Abidjan, 22 juin 2026 (AIP) – La présidente fondatrice du Fonds d’appui aux femmes de Côte d’Ivoire (FAFCI), la Première dame Dominique Ouattara, a procédé lundi 22 juin 2026 à Abidjan-Cocody au lancement d’une session de renforcement des capacités destinée à 500 femmes bénéficiaires de ses financements, afin de les doter de compétences en gestion financière et entrepreneuriale.
Placée sous le thème « Devenir autonome en gestion financière, formation pour femmes en affaires », cette session de deux jours est organisée en partenariat avec le Bureau du Québec en Côte d’Ivoire et l’institution académique HEC Montréal.
La cérémonie s’est tenue en présence des épouses des institutions de la République, des femmes membres du gouvernement ainsi que de la Vice ministre canadienne des relations internationales et de la Francophonie, Elisa Valentin.
Dans un discours de la Première dame, Mme Dominique Ouattara, lu par l’épouse du Vice-président de la République, Mme Maïmouna Koné, il a été rappelé que cette initiative s’inscrit dans la continuité des actions engagées depuis plus d’une décennie en faveur de l’autonomisation économique des femmes ivoiriennes.
« Il y a plusieurs années, lors de nos tournées humanitaires à travers le pays, nous avions fait le constat alarmant qu’en dépit du rôle central que jouent les femmes dans l’économie nationale, un grand nombre d’entre elles avaient des difficultés d’accès au financement », a-t-elle indiqué.
Selon elle, après 14 années d’existence du fonds, les besoins des bénéficiaires ont évolué et nécessitent désormais un accompagnement plus poussé en matière de gestion et de développement des activités.

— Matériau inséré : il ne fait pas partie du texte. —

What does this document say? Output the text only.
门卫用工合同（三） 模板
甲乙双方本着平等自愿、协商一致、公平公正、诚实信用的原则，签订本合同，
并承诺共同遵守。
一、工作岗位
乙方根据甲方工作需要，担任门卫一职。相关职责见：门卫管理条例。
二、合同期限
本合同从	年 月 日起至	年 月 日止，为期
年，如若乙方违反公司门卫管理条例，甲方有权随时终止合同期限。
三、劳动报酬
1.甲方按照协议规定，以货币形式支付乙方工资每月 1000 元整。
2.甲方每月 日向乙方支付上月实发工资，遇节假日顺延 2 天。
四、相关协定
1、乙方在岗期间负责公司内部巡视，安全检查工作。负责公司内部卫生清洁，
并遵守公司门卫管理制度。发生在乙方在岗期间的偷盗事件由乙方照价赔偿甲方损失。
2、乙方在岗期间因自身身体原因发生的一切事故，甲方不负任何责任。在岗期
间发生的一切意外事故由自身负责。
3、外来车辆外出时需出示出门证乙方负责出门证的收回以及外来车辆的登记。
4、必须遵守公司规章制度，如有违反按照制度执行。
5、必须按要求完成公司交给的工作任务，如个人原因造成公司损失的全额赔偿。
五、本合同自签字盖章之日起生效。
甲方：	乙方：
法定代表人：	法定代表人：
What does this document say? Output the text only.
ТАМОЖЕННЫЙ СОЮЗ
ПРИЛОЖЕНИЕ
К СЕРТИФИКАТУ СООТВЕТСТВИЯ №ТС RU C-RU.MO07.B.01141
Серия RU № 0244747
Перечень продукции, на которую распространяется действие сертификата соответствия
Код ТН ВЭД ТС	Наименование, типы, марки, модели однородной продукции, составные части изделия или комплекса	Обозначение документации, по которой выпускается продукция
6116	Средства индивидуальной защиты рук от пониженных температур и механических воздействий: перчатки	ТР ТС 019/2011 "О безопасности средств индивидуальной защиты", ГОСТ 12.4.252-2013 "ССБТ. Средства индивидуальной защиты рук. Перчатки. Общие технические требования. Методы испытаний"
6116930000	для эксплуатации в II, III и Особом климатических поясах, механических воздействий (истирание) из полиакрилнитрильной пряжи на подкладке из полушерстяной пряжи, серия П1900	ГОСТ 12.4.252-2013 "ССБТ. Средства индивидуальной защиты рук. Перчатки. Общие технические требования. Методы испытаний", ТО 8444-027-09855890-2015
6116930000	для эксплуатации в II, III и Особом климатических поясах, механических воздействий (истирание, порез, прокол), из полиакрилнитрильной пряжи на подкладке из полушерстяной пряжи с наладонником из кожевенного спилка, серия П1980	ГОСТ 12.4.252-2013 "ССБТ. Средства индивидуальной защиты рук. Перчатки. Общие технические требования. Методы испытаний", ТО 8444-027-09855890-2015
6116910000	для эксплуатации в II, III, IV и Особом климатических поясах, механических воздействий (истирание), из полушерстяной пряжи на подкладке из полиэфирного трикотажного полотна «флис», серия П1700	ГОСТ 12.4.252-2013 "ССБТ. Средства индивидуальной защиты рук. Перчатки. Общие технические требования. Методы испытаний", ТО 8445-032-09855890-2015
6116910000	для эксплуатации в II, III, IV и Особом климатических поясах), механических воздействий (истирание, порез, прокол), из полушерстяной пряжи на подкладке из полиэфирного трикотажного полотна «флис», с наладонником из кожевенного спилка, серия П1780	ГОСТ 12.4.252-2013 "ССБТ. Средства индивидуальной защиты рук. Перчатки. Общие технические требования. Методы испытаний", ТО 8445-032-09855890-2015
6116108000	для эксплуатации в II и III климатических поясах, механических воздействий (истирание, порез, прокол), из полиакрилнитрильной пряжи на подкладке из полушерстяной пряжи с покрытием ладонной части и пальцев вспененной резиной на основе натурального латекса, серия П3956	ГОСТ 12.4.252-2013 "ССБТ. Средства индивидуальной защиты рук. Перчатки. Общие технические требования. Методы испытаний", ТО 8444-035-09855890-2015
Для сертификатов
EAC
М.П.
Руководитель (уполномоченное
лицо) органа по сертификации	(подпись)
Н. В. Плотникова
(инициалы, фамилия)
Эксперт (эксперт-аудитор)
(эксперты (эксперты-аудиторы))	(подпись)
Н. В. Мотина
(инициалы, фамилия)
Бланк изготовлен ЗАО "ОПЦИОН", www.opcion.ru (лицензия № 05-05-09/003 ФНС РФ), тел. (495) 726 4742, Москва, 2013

« Nous sommes pleinement conscientes que la véritable autonomisation passe aussi par la connaissance, par la compétence et par la capacité à gérer ses ressources avec discernement pour faire prospérer son investissement », a-t-elle souligné.
Mme Dominique Ouattara s’est félicitée de la collaboration avec HEC Montréal et le Bureau du Québec en Côte d’Ivoire, grâce à laquelle 500 femmes bénéficieront du module de formation dispensé sous la conduite du professeur Nadon, spécialiste reconnu de la gestion financière des femmes entrepreneures.

Pour sa part, la secrétaire exécutive du FAFCI, Mme Sylvie Yao Patricia, a mis en lumière les performances enregistrées par le fonds depuis sa création en 2012. Elle a rappelé que le FAFCI avait démarré avec un capital initial d’un milliard de francs CFA mis à disposition par le Président de la République.
« De 2012 à 2026, le capital est passé à 28 milliards de francs CFA. Comment avons-nous fait ? C’est simplement le résultat du sérieux des femmes, de leur capacité à travailler et à rembourser ce qu’elles ont emprunté », a-t-elle expliqué.
Mme Yao a également révélé que le fonds affiche un taux de remboursement de 97 %, un indicateur qui témoigne, selon elle, de la rigueur des bénéficiaires.
« Grâce à ce remboursement et au retour sur investissement, nous avons déjà injecté 100 milliards de francs CFA dans les activités des femmes de Côte d’Ivoire », a-t-elle affirmé, précisant que le dispositif couvre l’ensemble du territoire national et bénéficie à des femmes évoluant dans divers secteurs, notamment l’agriculture, le commerce, l’artisanat, la coiffure et la couture.
Représentant le ministre de l’Économie, des Finances et du Budget, le directeur général du Trésor et de la Comptabilité publique, M. Ahoussi Arthur, a salué l’impact du FAFCI dans la réduction des inégalités d’accès au financement.
« Le FAFCI est l’instrument volontariste qui corrige ce déséquilibre et dirige délibérément la ressource vers celles que le marché laisse trop souvent de côté », a-t-il déclaré. Il a estimé que l’éducation financière constitue un complément indispensable à l’accès au crédit.

« Savoir gérer un budget, distinguer le capital du bénéfice, épargner et réinvestir, telles sont les compétences qui transforment un prêt en entreprise durable et une bénéficiaire en véritable cheffe d’entreprise », a-t-il soutenu.
Le représentant du ministre a également rendu hommage à l’engagement de la Première Dame en faveur des femmes ivoiriennes, qualifiant le FAFCI de « modèle cité en exemple bien au-delà des frontières ivoiriennes ».
Cette nouvelle session de formation marque une étape supplémentaire dans la stratégie du FAFCI visant à renforcer non seulement l’accès des femmes aux ressources financières, mais également leurs capacités de gestion, afin de consolider la pérennité de leurs activités économiques et leur contribution au développement du pays.